23796484 = 130000 × 183 + 6484.

Cast out the nines from 13000, 183, 6484, and we have 4, 3, and 4. Now, 4 × 3 + 4, with the nines cast out, gives 7; and so does 23796484.

To avoid having to remember the result of one side of the equation, or to write it down, in order to confront it with the result of the other side, proceed as follows: Having got the remainder of the more complicated side, into which two or more numbers enter, subtract it from 9, and carry the remainder into the simple side, in which there is only one number. Then the remainder of that side ought to be 0. Thus, having got 7 from the left-hand of the preceding, take 2, the rest of 9, forget 7, and carry in 2 as a beginning to the left-hand side, giving 2, 4, 7, 14, 5, 11, 2, 6, 14, 5, 9, 0.

Practice will enable the student to cast out nines with great rapidity.

This process of casting out the nines does not detect any errors in which the remainder to 9 happens to be correct. If a process be tedious, and some additional check be desirable, the method of casting out elevens may be followed after that of casting out the nines. Observe that 10 + 1, 100-1, 1000 + 1, 10000-1, &c. are all divisible by eleven. From this the following rule for the remainder of division by 11 may be deduced, and readily used by those who know the algebraical process of subtraction. For those who have not got so far, it may be doubted whether the rule can be made easier than the actual division by 11.

Subtract the first figure from the second, the result from the third, the result from the fourth, and so on. The final result, or the rest of 11 if the figure be negative, is the remainder required. Thus, to divide 1642915 by 11, and find the remainder, we have 1 from 6, 5; 5 from 4, -1; -1 from 2, 3; 3 from 9, 6; 6 from 1, -5; -5 from 5, 10; and 10 is the remainder. But 164 gives-1, and 10 is the remainder; 164291 gives-5, and 6 is the remainder. With very little practice these remainders may be read as rapidly as the number itself. Thus, for 127619833424 need only be repeated, 1, 6, 0, 1, 8, 0, 3, 0, 4, -2, 6, and 6 is the remainder.

When a question has been tried both by nines and elevens, there can be no error unless it be one which makes the result wrong by a number of times 99 exactly.

APPENDIX III.
ON SCALES OF NOTATION.

We are so well accustomed to 10, 100, &c., as standing for ten, ten tens, &c., that we are not apt to remember that there is no reason why 10 might not stand for five, 100 for five fives, &c., or for twelve, twelve twelves, &c. Because we invent different columns of numbers, and let units in the different columns stand for collections of the units in the preceding columns, we are not therefore bound to allow of no collections except in tens.

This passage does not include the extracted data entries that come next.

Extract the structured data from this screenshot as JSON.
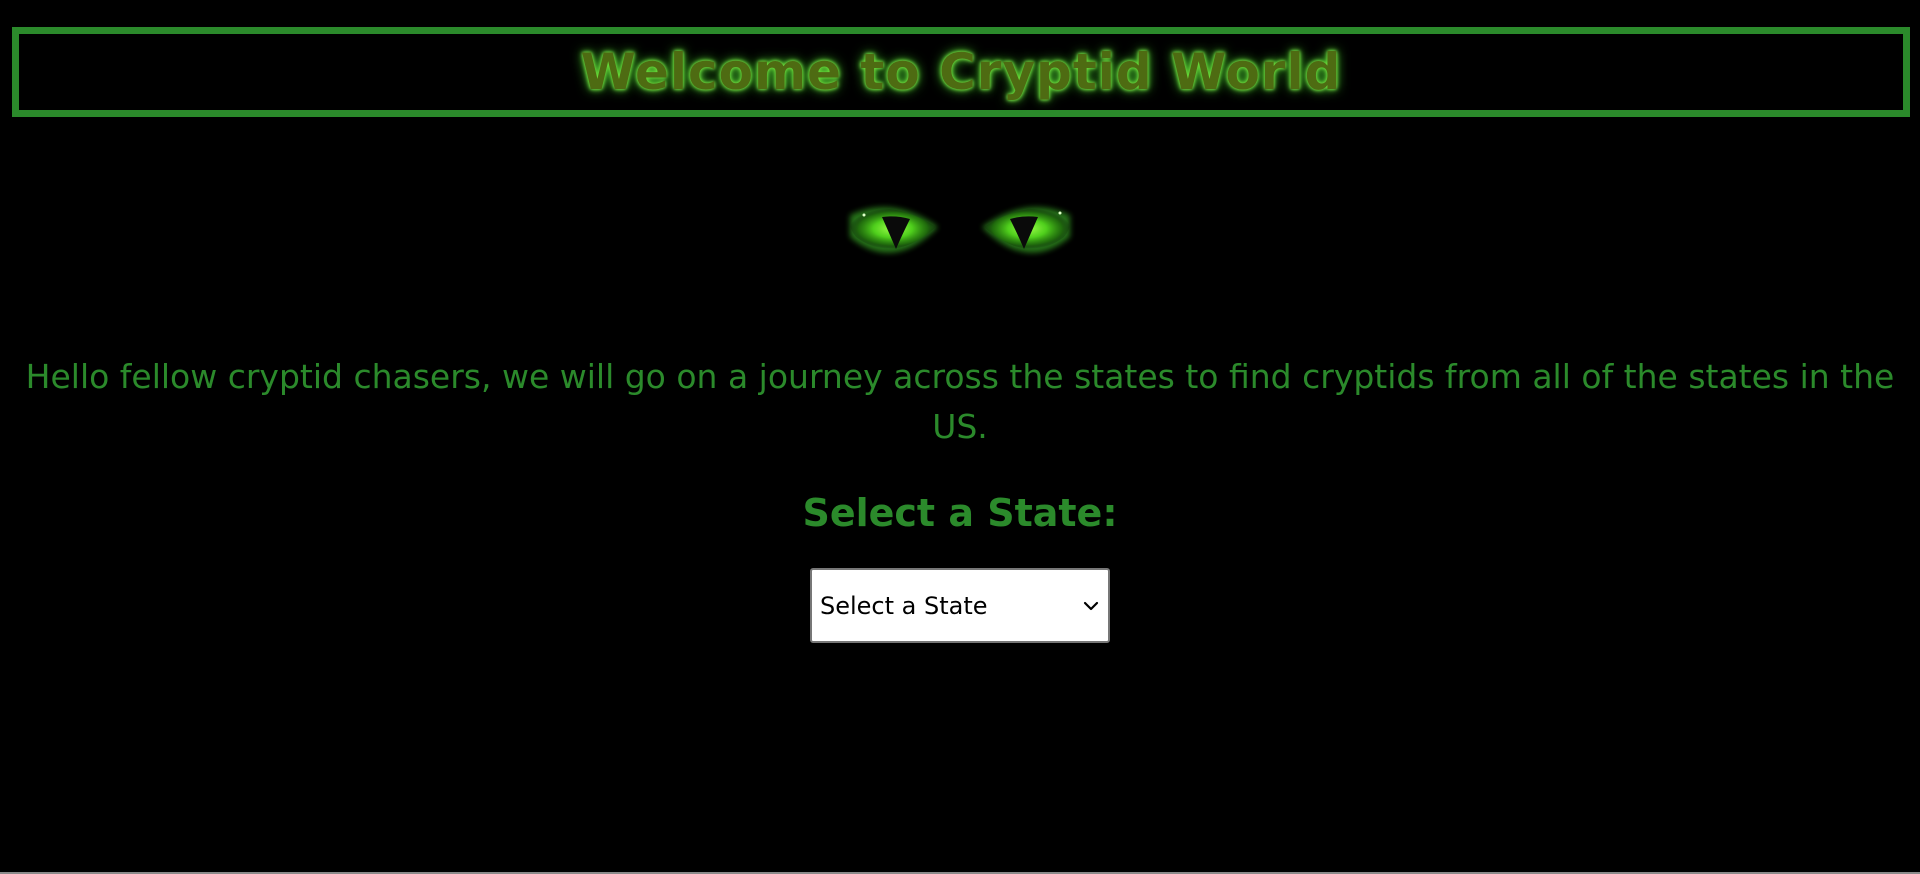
{
  "header": {
    "title": "Welcome to Cryptid World"
  },
  "hero": {
    "icon": "glowing-green-eyes"
  },
  "intro": {
    "text": "Hello fellow cryptid chasers, we will go on a journey across the states to find cryptids from all of the states in the US."
  },
  "state_selector": {
    "label": "Select a State:",
    "selected_value": "Select a State",
    "icon": "chevron-down-icon"
  },
  "colors": {
    "background": "#000000",
    "accent_green": "#2b8a2b",
    "title_text": "#4e6b12",
    "glow": "#6fe33a"
  }
}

If 10 stood for 2, that is, if every column had its unit double of the unit in the column on the right, what we now represent by 1, 2, 3, 4, 5, 6, &c., would be represented by 1, 10, 11, 100, 101, 110, 111, 1000, 1001, 1010, 1011, 1100, &c. This is the binary scale. If we take the ternary scale, in which 10 stands for 3, we have 1, 2, 10, 11, 12, 20, 21, 22, 100, 101, 102, 110, &c. In the quinary scale, in which 10 is five, 234 stands for 2 twenty-fives, 3 fives, and 4, or sixty-nine. If we take the duodenary scale, in which 10 is twelve, we must invent new symbols for ten and eleven, because 10 and 11 now stand for twelve and thirteen; use the letters t and e. Then 176 means 1 twelve-twelves, 7 twelves, and 6, or two hundred and thirty-four; and 1te means two hundred and seventy-five.